The error ranges described above were obtained assuming mean traffic input for each discontinuous traffic data collection scenario. Additional errors were computed because of the variation in traffic input resulting from the sampling scheme used within each of the traffic data collection scenarios that involved discontinuous time coverage. These reflect the error component "B" defined in figure 17. As described earlier, this error component in predicting pavement life was computed from the NCHRP 1-37A design guide life estimates obtained by inputting the low percentile for all of the traffic elements simultaneously. Table 30 shows the mean and the standard deviation of these errors by traffic input percentile level. It also shows the standard deviation in the mean errors computed by dividing the standard deviation of the errors by the square root of the number of degrees of freedom (i.e., =4), according to the central limit theorem. Table 31 gives the ranges in the mean error component "B" by traffic input percentile level. These were computed from the data in table 30 by summing the mean error plus the product of the standard deviation of the mean error multiplied by the Student's t-deviate (i.e., 0.69, 1.07, and 1.74, as described earlier).

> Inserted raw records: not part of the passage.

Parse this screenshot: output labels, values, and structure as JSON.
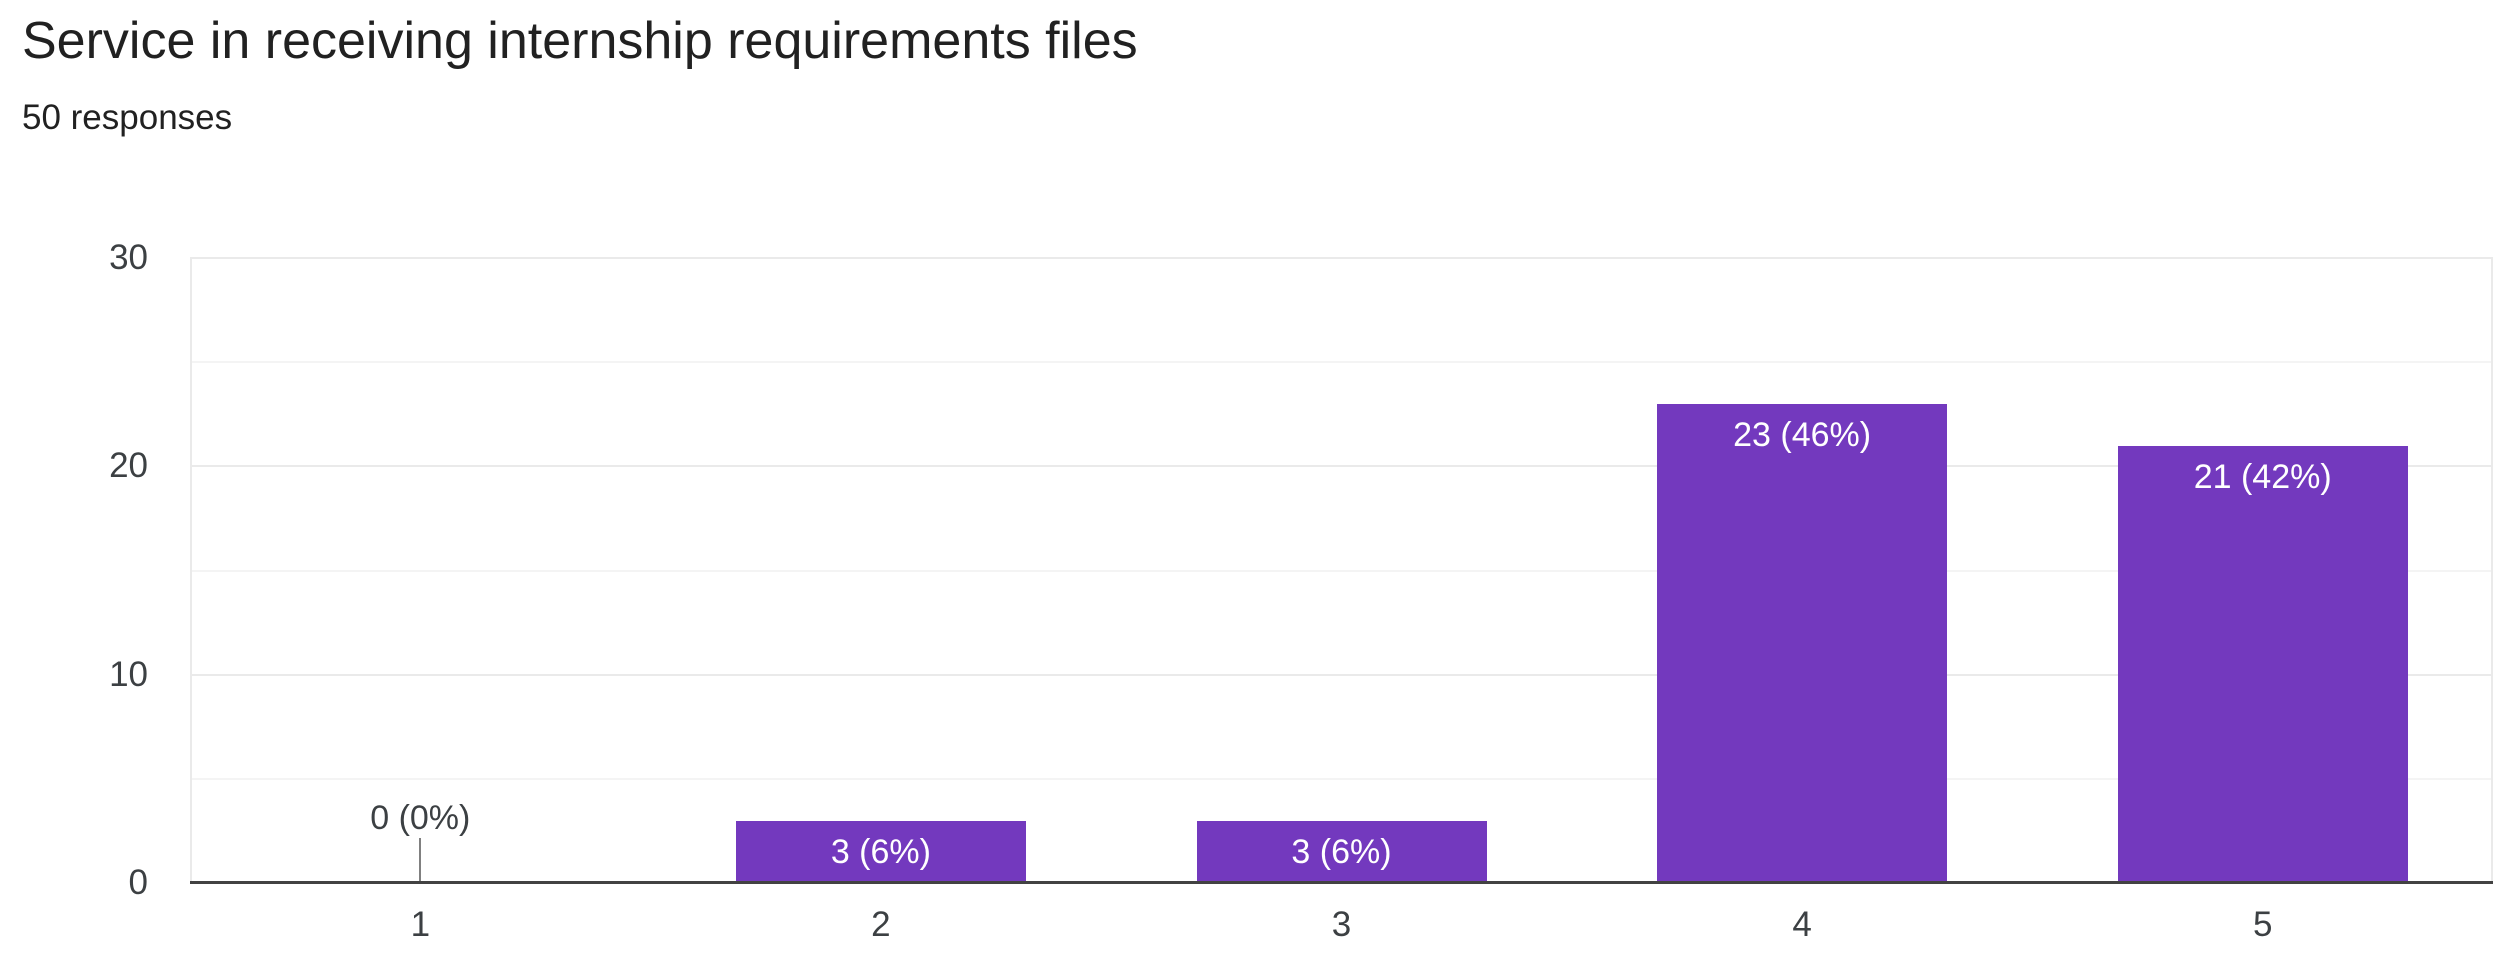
{
  "header": {
    "title": "Service in receiving internship requirements files",
    "subtitle": "50 responses"
  },
  "colors": {
    "bar": "#7339be",
    "bar_label_text": "#ffffff",
    "title_text": "#212121",
    "axis_text": "#3c4043",
    "baseline": "#424242",
    "gridline_major": "#eaeaea",
    "gridline_minor": "#f4f4f4",
    "zero_tick": "#808080",
    "background": "#ffffff"
  },
  "chart_data": {
    "type": "bar",
    "orientation": "vertical",
    "title": "Service in receiving internship requirements files",
    "subtitle": "50 responses",
    "total_responses": 50,
    "categories": [
      "1",
      "2",
      "3",
      "4",
      "5"
    ],
    "values": [
      0,
      3,
      3,
      23,
      21
    ],
    "percentages": [
      0,
      6,
      6,
      46,
      42
    ],
    "bar_labels": [
      "0 (0%)",
      "3 (6%)",
      "3 (6%)",
      "23 (46%)",
      "21 (42%)"
    ],
    "xlabel": "",
    "ylabel": "",
    "ylim": [
      0,
      30
    ],
    "yticks": [
      0,
      10,
      20,
      30
    ],
    "gridline_interval": 5,
    "grid": true,
    "legend": false
  }
}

The combined range in the two error components "A" and "B" was computed by percentile level by adding the range in the error component "A" to the range in the mean of the error of component "B." The results are shown in table 32 and plotted in figure 23. Figure 23 was compiled assuming that the lowest percentile of all of the traffic input for a discontinuous-coverage scenario could be input simultaneously during design. As mentioned earlier, this is very conservative; however, it addresses the question of reliability to guarantee the designer that a particular error level will not be exceeded given a level of confidence.

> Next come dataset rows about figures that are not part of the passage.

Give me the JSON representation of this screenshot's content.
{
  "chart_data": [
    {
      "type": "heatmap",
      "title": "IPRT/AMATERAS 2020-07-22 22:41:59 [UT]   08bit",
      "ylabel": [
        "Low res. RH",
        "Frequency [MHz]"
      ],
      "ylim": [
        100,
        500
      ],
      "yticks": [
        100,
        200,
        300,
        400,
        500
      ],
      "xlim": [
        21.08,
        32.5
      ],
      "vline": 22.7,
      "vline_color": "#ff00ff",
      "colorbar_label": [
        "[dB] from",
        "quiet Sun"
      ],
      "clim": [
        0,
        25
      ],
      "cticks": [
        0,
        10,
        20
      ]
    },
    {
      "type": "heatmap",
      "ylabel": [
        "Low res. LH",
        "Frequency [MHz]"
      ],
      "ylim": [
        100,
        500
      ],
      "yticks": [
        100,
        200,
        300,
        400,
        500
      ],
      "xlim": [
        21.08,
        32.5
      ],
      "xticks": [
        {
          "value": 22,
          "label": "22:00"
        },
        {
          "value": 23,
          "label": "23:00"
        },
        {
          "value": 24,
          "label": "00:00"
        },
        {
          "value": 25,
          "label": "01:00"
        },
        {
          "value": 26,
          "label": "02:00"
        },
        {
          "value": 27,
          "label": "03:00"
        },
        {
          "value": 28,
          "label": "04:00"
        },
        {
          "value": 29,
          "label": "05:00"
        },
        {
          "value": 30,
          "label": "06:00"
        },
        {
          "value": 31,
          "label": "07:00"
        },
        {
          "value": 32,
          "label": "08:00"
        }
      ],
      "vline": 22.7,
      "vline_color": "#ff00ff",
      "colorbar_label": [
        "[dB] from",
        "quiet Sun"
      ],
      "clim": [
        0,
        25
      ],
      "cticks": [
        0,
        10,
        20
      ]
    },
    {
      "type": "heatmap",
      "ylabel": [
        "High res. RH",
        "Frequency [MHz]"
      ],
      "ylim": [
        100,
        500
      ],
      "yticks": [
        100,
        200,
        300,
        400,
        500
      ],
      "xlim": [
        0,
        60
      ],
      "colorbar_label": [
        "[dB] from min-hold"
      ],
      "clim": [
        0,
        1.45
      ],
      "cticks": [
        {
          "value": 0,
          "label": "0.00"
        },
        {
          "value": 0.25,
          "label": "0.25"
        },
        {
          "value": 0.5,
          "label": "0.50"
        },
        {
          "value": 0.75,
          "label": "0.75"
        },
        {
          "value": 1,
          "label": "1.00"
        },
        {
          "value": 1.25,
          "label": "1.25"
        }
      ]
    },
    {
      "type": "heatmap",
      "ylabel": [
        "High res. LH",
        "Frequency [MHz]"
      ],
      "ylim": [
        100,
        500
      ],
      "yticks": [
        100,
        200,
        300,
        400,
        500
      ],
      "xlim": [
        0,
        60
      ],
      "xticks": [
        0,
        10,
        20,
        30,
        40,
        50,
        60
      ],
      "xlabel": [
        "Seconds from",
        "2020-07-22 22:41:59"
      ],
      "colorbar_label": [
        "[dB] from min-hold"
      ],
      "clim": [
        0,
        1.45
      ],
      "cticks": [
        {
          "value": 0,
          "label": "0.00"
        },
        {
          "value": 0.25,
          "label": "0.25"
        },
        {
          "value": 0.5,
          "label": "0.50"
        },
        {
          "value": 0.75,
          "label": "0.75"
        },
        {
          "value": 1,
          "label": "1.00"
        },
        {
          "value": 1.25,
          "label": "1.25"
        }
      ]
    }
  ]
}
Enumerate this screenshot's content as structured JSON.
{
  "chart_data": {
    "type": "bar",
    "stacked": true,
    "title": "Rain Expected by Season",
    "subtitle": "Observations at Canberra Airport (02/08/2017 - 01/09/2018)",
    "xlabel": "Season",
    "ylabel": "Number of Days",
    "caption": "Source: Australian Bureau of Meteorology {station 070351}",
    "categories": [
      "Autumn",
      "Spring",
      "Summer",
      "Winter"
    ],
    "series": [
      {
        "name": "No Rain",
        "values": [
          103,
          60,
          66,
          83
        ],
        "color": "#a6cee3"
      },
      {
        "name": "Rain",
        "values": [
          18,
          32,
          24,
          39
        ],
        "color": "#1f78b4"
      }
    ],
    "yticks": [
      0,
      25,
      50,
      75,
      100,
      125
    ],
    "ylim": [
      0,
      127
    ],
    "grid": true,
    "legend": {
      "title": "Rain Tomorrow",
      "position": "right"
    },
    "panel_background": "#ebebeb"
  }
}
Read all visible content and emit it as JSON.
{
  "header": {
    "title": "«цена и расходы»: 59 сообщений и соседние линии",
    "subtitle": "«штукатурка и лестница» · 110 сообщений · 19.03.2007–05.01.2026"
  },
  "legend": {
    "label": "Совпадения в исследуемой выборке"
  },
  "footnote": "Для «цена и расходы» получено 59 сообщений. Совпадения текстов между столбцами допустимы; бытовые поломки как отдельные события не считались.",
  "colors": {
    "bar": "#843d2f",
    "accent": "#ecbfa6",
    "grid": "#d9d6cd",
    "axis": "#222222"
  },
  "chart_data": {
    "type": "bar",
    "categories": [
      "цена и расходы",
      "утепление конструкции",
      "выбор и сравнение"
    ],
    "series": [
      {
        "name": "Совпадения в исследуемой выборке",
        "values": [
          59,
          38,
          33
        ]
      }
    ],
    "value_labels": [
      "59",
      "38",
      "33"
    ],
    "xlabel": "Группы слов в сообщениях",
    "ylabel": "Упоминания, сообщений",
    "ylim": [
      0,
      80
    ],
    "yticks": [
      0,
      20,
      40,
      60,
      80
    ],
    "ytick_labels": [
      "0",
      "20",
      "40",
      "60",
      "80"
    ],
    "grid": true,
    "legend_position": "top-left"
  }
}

Assuming low-percentile traffic input, figure 23 can be used to establish the least-effort traffic data collection scenario that will provide a maximum acceptable pavement life prediction error under a selected level of confidence. Compared to the earlier example, scenario 3-0 is the only one among the least effort scenarios identified earlier capable of a 25-percent minimum error in predicting pavement life with a 75-percent confidence. A better traffic data collection scenario would be needed to either decrease the level of the acceptable error or increase the confidence that it will not be exceeded.

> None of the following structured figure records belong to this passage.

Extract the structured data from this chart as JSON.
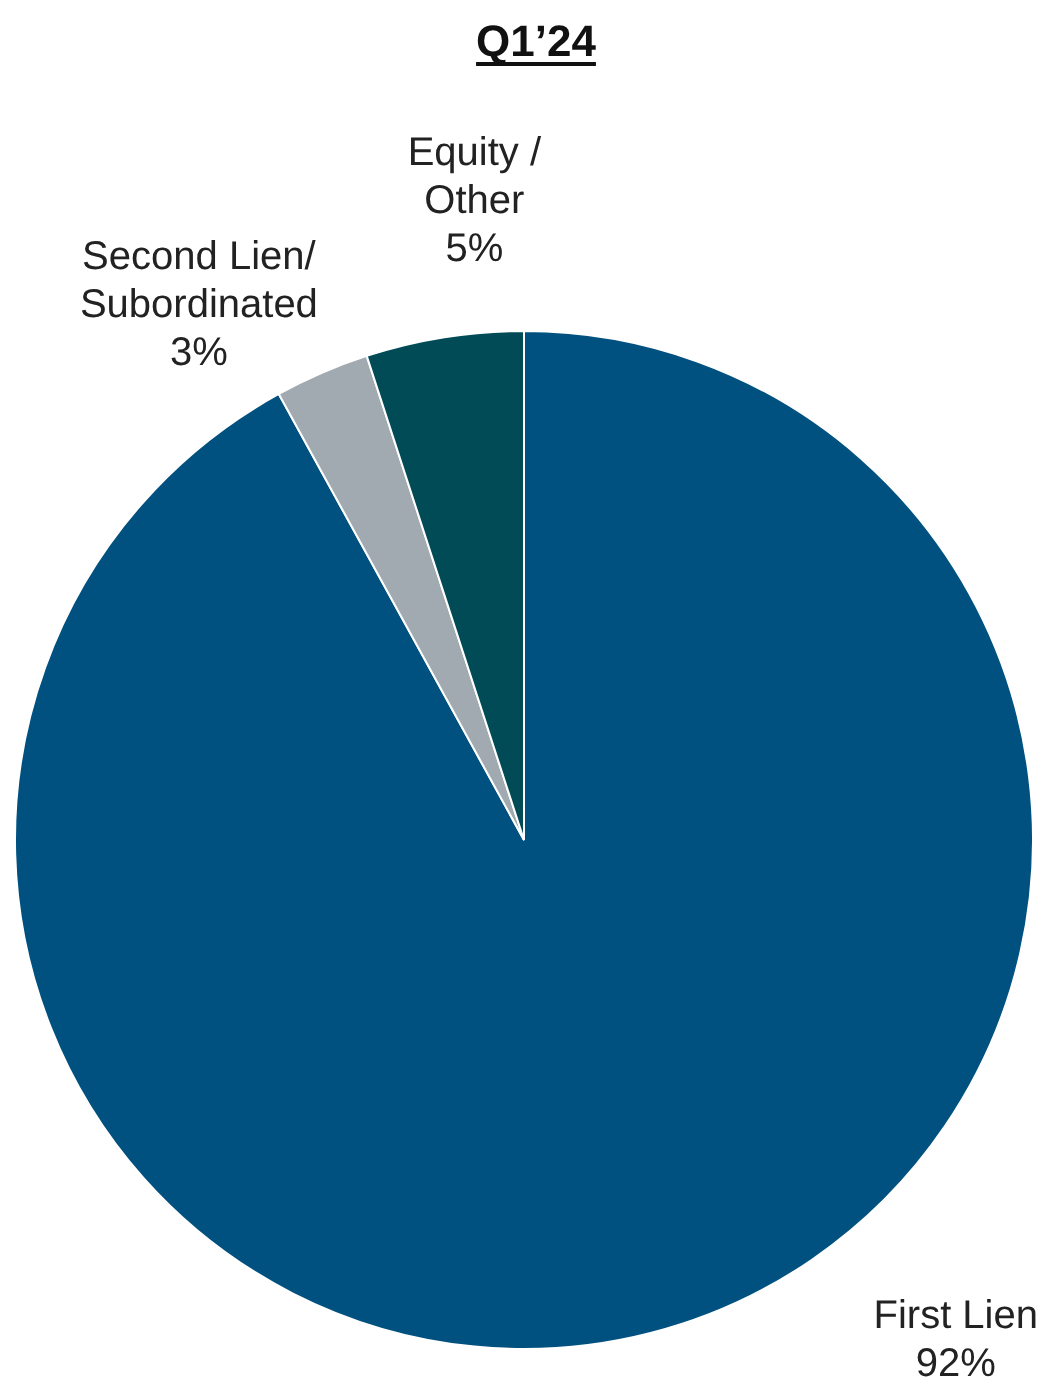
{
  "chart_data": {
    "type": "pie",
    "title": "Q1’24",
    "categories": [
      "First Lien",
      "Second Lien/\nSubordinated",
      "Equity /\nOther"
    ],
    "values": [
      92,
      3,
      5
    ],
    "value_labels": [
      "92%",
      "3%",
      "5%"
    ],
    "colors": [
      "#00517f",
      "#a2aab1",
      "#004b56"
    ],
    "legend": false
  }
}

The main observations drawn from figure 23 are summarized below:

• Discontinuous traffic data collection scenarios involving site-specific WIM data (scenarios 1-1 and 1-2) are inferior to continuous-coverage, site-specific AVC data (scenario 2-0). This is because partial WIM coverage does not yield site-specific MAFs, which are necessary for accurately modeling seasonal damage in the NCHRP 1-37A design guide.
• Scenario 2-0 is capable of predicting pavement life with an error lower than 10 percent, 16 percent, and 27 percent for confidence levels of 75 percent, 85 percent, and 95 percent, respectively.
• Where continuous site-specific truck counts are combined with regional load and classification data (scenario 3-0), life prediction errors may range from 25 percent to 64 percent, depending on the desired confidence level.
• Where continuous site-specific truck counts are combined with regional classification and national load data (scenario 4-0), life prediction errors may range from 27 percent to 68 percent, depending on the desired confidence level.
• Where continuous site-specific truck counts are combined with national axle-load and classification data (scenario 4-4), life prediction errors may range from 30 percent to 76 percent, depending on the desired confidence level.

Figure 23. Estimated range in NCHRP 1-37A design guide pavement life prediction errors from low-percentile traffic input.